There is a consistent but varying strength of association between obesity and asthma across populations, with a dose-dependent risk of asthma according to increasing BMI, even within the normal range of BMI, and with a stronger relationship to self-reported asthma and asthma symptoms compared with intermediate asthma phenotypes such as airway hyperresponsiveness and atopy. A systematic review and meta-analysis of prospective population studies found an increased risk of incident asthma in obese individuals, both among men (46% increased risk) and women (68% increased risk) (75). Type 2 diabetes has also been associated with asthma (76, 77) and asthma symptoms (78) in some population studies, but not in all (79), as has insulin resistance (80–82). A recent large population study of ~85,000 adults from Spain showed that elevated waist circumference (or BMI), elevated serum triglyceride and low serum high-density lipoprotein (HDL) were significantly associated with wheezing, and with stronger associations in individuals without concomitant rhinitis symptoms, that is, in those who could be considered non-atopic (83).

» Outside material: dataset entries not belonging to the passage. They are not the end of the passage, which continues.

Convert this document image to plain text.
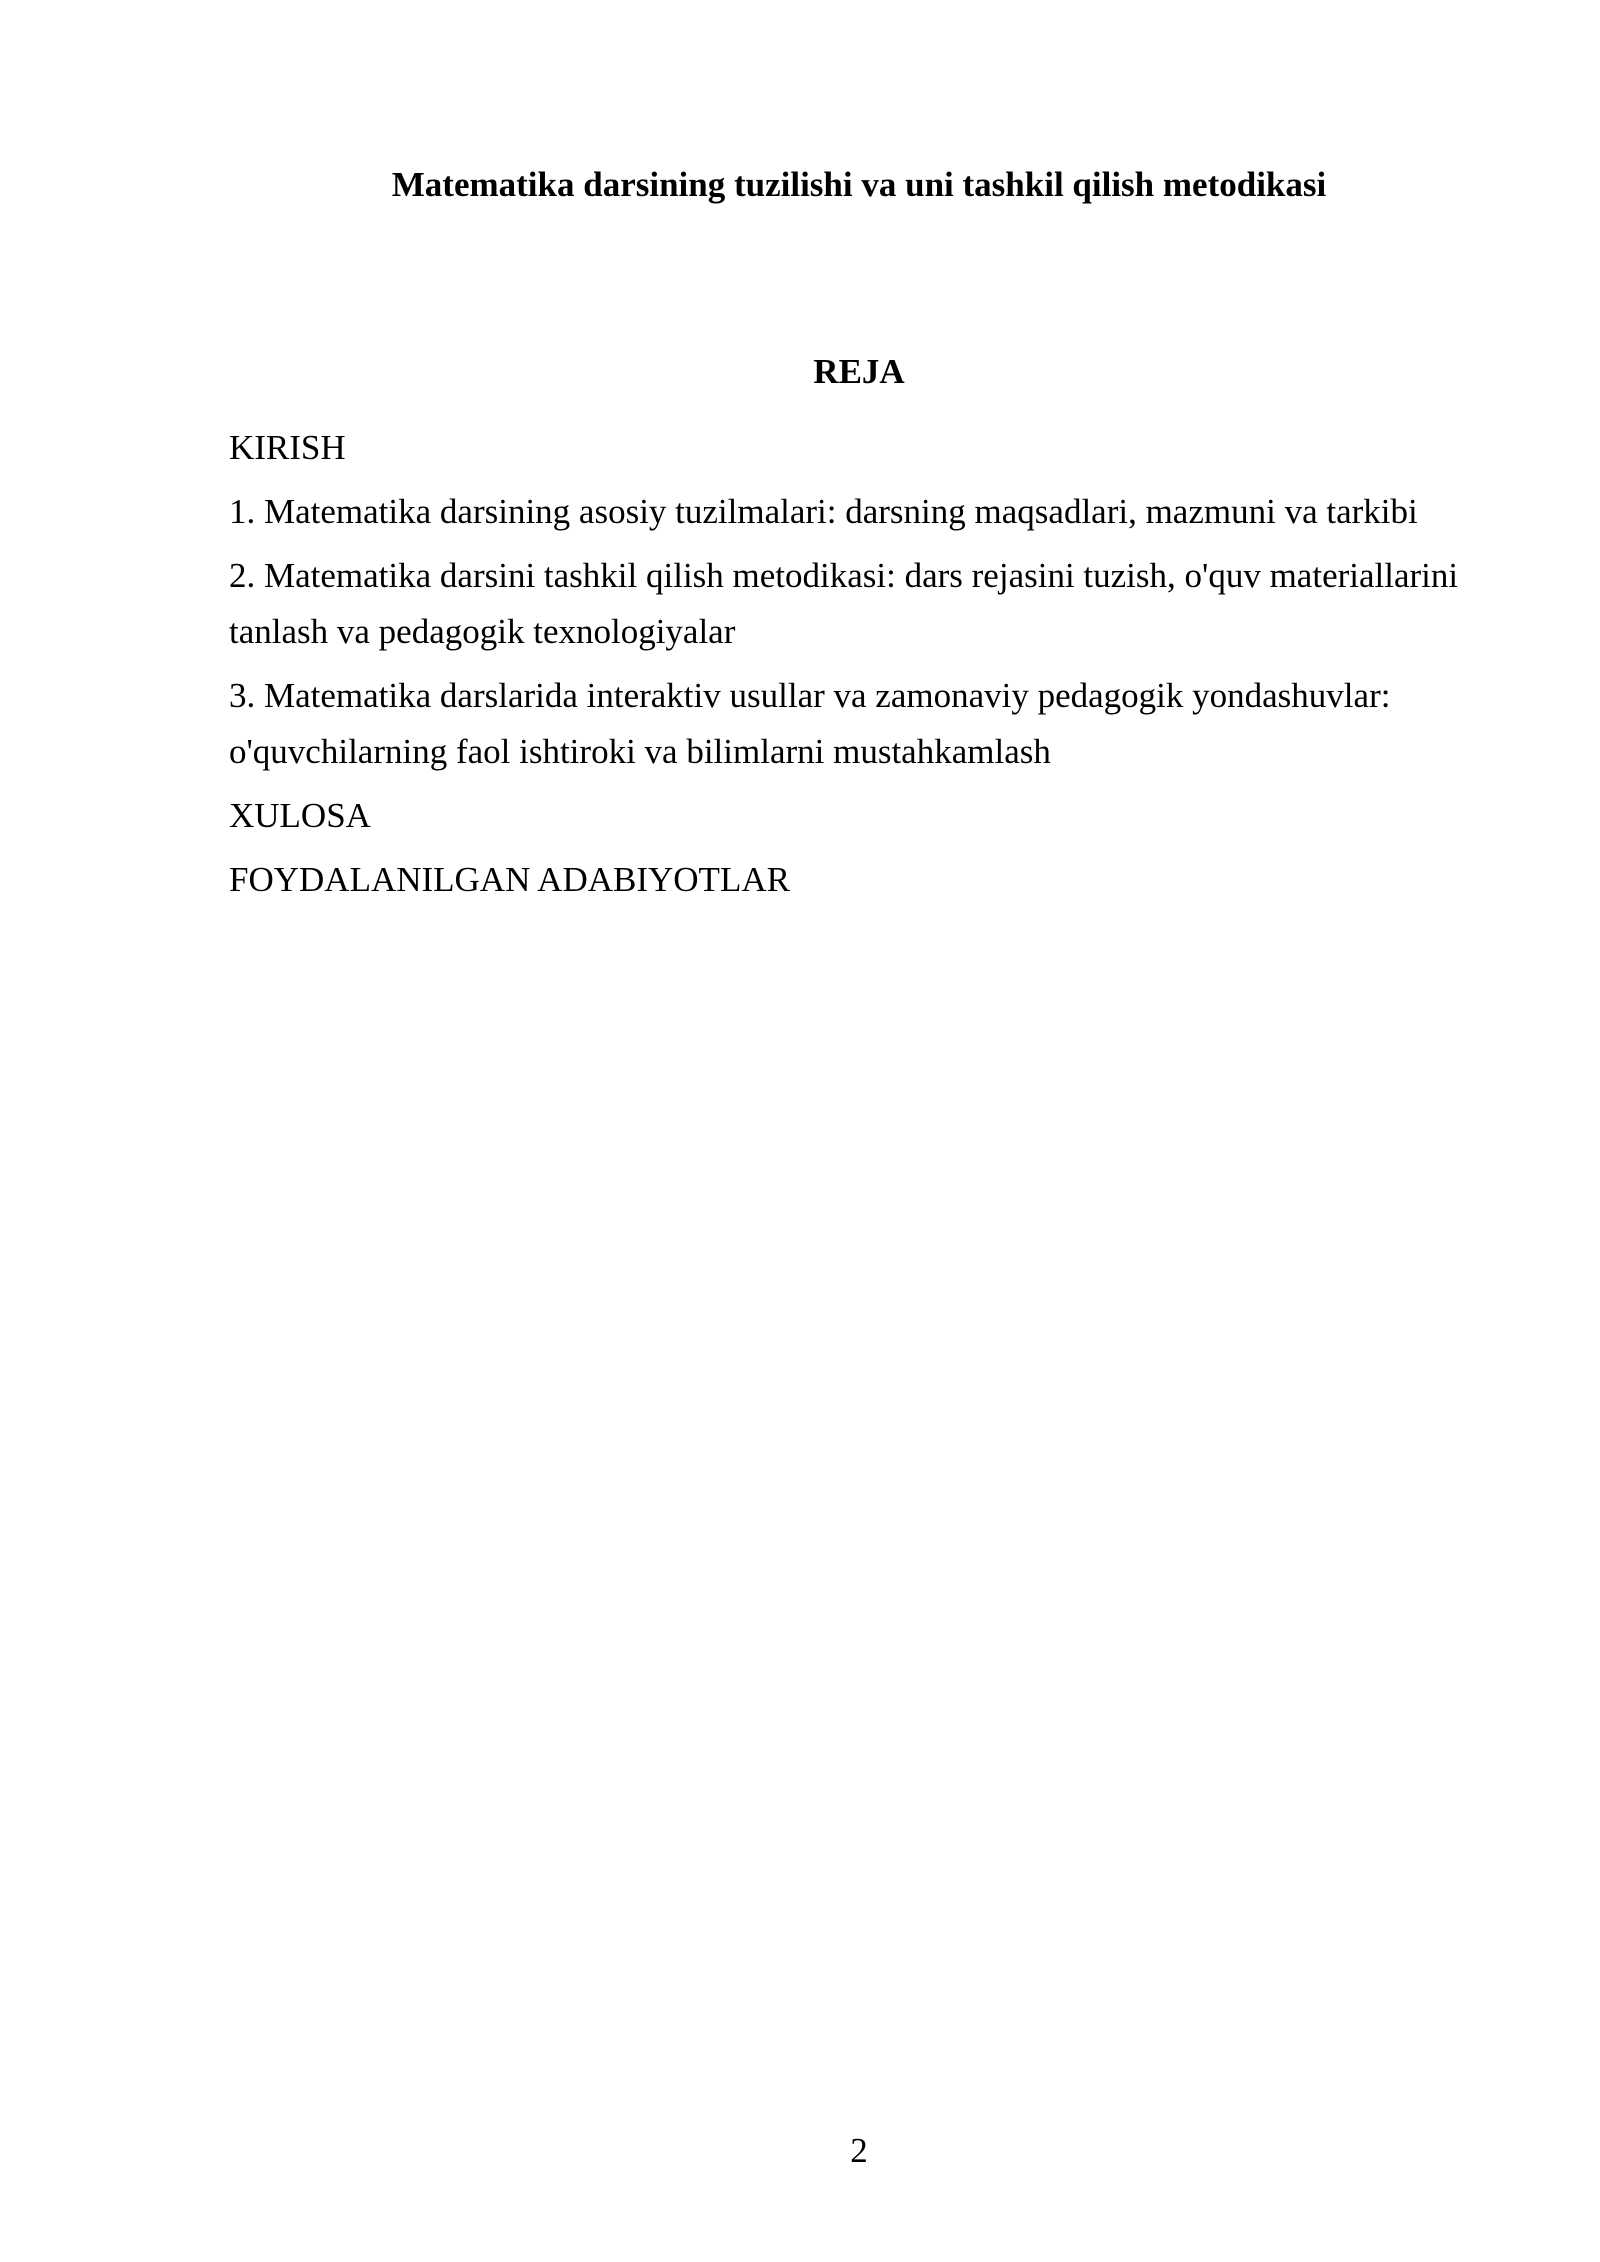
Matematika darsining tuzilishi va uni tashkil qilish metodikasi
REJA
KIRISH
1. Matematika darsining asosiy tuzilmalari: darsning maqsadlari, mazmuni va tarkibi
2. Matematika darsini tashkil qilish metodikasi: dars rejasini tuzish, o'quv materiallarini tanlash va pedagogik texnologiyalar
3. Matematika darslarida interaktiv usullar va zamonaviy pedagogik yondashuvlar: o'quvchilarning faol ishtiroki va bilimlarni mustahkamlash
XULOSA
FOYDALANILGAN ADABIYOTLAR

2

Mechanical/physiological factors, systemic inflammation/hormonal factors, and genetics have been proposed to explain the association between obesity and asthma. Particularly, twin studies have suggested that shared genetic pathways for obesity and asthma account, at least in part, for the observed association between these conditions. For example, a Danish study of 34,782 twins, 20–71 years of age showed that BMI was a significant predictor of asthma both in women and in men with a clear dose–response relationship between increasing levels of BMI and asthma (84) (Fig. 3). Furthermore, the risk of asthma was significantly higher in persons with type 2 diabetes compared with those without type 2 diabetes, both in women (16.6% vs. 9.6%) and in men (13.5% vs. 7.5%). Within twin pairs, asthma was more common in the twin with the highest BMI, and with an increased difference in the risk of asthma according to increasing BMI discordance within the twin pair, particularly in DZ twins, consistent with an underlying genetic relationship between obesity and asthma. The genetic correlation between BMI and asthma was estimated to be significant only among women (genetic correlation = 0.15). A significant genetic correlation was also observed between type 2 diabetes and asthma (0.20) (84). A smaller twin study (1,484 pairs) of adults from the United States found a genetic correlation between BMI and asthma of 0.29 (85). A small study of Chinese adults (483 pairs) found that sensitization to common allergens was positively genetically correlated with lipid levels (low levels of HDL and high levels of low-density lipoprotein (LDL)), and percentage body fat, respectively, in men, but not in women (86). However, genetic correlations were not statistically significant except for the association between sensitization and high LDL (genetic correlation = 0.33).

Fig. 3

Relationship between asthma and BMI in Danish twins, 20–71 years of age.

Conclusions and perspectives

Twin studies have shown that asthma is a highly heritable disease with genetic factors accounting for around 70% of the variation in its susceptibility. In contrast, genetic factors account for only around 35% of the variation in the age at onset of asthma and for around 25% of the variation in the overall symptomatic severity of the disease.

Twin studies have substantiated several leading hypotheses, such as the hygiene hypothesis and the foetal origins hypothesis, as explanations for the modern disease epidemic that apart from asthma also involves autoimmune diseases and the metabolic syndrome. These studies have pointed to a common origin of these chronic inflammatory diseases tracing back to foetal life and early childhood and have revealed that the aetiology of asthma must be understood and further explored in the context of the dynamic cross-talk between genetic factors, (antenatal) developmental factors, and the modern (changing) environment.

Future twin studies of asthma should explore more advanced molecular methods within (epi)genetics (87) and microbiome analysis (88), in order to more specifically understand the aetiology of asthma, and ultimately prevent occurrence and progression of the disease.